BEIJING — China’s Ministry of Commerce said Monday it has made a preliminary ruling to impose tariffs of up to 36% on nylon 6, or polycaprolactam, from the U.S., saying the imports have damaged the domestic industry.
The antidumping measure is the latest in a series of trade measures by China after the Obama administration last month said it would impose duties of between 25% and 35% on imports of tires from China for the next three years.
China followed that decision with probes of potential antidumping measures on U.S. auto parts and chicken.
The ministry said it would require importers to pay deposits on nylon 6 — used to manufacture a variety of products, from toothbrushes to gun frames to chiffon — imported from foreign companies judged to be selling the material in China for less than a fair price.
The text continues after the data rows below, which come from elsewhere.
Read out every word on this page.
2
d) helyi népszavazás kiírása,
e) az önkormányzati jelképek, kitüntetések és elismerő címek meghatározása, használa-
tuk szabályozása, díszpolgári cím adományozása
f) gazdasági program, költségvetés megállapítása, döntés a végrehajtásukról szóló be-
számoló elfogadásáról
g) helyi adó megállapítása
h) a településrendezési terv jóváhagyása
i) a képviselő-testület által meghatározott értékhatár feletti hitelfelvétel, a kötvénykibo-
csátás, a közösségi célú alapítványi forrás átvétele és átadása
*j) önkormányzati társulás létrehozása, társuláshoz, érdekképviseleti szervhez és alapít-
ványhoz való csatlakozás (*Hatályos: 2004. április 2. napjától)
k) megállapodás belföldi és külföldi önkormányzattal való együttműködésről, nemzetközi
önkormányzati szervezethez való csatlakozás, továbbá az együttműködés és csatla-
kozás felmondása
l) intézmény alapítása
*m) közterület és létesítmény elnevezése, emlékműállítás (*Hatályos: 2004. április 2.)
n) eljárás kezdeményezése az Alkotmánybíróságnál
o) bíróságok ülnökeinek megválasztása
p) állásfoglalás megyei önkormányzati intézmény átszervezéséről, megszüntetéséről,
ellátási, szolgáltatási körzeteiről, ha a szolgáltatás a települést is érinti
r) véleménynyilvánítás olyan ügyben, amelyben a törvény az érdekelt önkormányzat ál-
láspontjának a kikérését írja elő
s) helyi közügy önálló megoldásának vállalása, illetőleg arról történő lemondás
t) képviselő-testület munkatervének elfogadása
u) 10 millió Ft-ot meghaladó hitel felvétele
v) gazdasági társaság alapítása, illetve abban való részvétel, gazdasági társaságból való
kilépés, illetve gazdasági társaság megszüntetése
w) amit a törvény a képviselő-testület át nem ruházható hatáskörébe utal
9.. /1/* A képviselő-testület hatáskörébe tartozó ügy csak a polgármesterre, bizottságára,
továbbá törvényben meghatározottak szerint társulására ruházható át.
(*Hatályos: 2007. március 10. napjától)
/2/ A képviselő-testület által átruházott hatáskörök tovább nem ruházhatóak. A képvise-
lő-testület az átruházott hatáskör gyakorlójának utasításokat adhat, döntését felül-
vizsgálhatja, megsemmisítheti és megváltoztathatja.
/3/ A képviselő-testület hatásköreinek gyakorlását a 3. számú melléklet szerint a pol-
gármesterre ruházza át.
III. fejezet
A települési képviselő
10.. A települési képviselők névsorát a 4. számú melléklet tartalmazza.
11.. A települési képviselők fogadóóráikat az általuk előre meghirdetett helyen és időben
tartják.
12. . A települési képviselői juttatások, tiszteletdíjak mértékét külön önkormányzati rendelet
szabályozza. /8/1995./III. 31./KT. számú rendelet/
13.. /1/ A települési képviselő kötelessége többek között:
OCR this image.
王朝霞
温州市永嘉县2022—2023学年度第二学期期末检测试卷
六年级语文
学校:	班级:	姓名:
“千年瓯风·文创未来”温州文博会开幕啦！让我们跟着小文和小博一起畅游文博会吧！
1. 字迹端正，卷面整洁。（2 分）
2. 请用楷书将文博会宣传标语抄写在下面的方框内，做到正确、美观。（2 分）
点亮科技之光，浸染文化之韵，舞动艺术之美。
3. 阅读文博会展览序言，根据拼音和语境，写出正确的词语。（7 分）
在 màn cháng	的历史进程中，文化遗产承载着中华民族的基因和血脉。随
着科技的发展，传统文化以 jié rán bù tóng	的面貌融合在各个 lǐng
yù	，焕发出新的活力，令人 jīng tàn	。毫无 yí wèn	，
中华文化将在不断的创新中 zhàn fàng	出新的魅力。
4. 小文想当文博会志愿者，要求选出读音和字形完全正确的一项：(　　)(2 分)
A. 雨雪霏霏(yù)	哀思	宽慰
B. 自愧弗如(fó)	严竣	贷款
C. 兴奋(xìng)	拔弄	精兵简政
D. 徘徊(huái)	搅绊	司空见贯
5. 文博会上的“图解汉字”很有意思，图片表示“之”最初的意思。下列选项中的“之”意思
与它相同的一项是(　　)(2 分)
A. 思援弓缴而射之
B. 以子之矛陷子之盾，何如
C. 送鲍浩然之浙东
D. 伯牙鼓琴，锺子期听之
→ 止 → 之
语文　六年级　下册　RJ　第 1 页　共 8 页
Tariffs will also be imposed on nylon 6 from the European Union, Russia and Taiwan, but at much lower rates.
The amount of the deposits will range from 4% to 36% and will be based on the aftertax prices of the imported material, depending on how underpriced the material is.
The ruling takes effect Tuesday, the ministry said in a statement posted on its Web site.
Among companies affected by the proposed duties are German chemical giant BASF Corp. in the U.S., which was levied with a 30.4% duty, and Honeywell Resins & Chemical LLC, a part of Honeywell International Inc., levied with a 36.2% duty.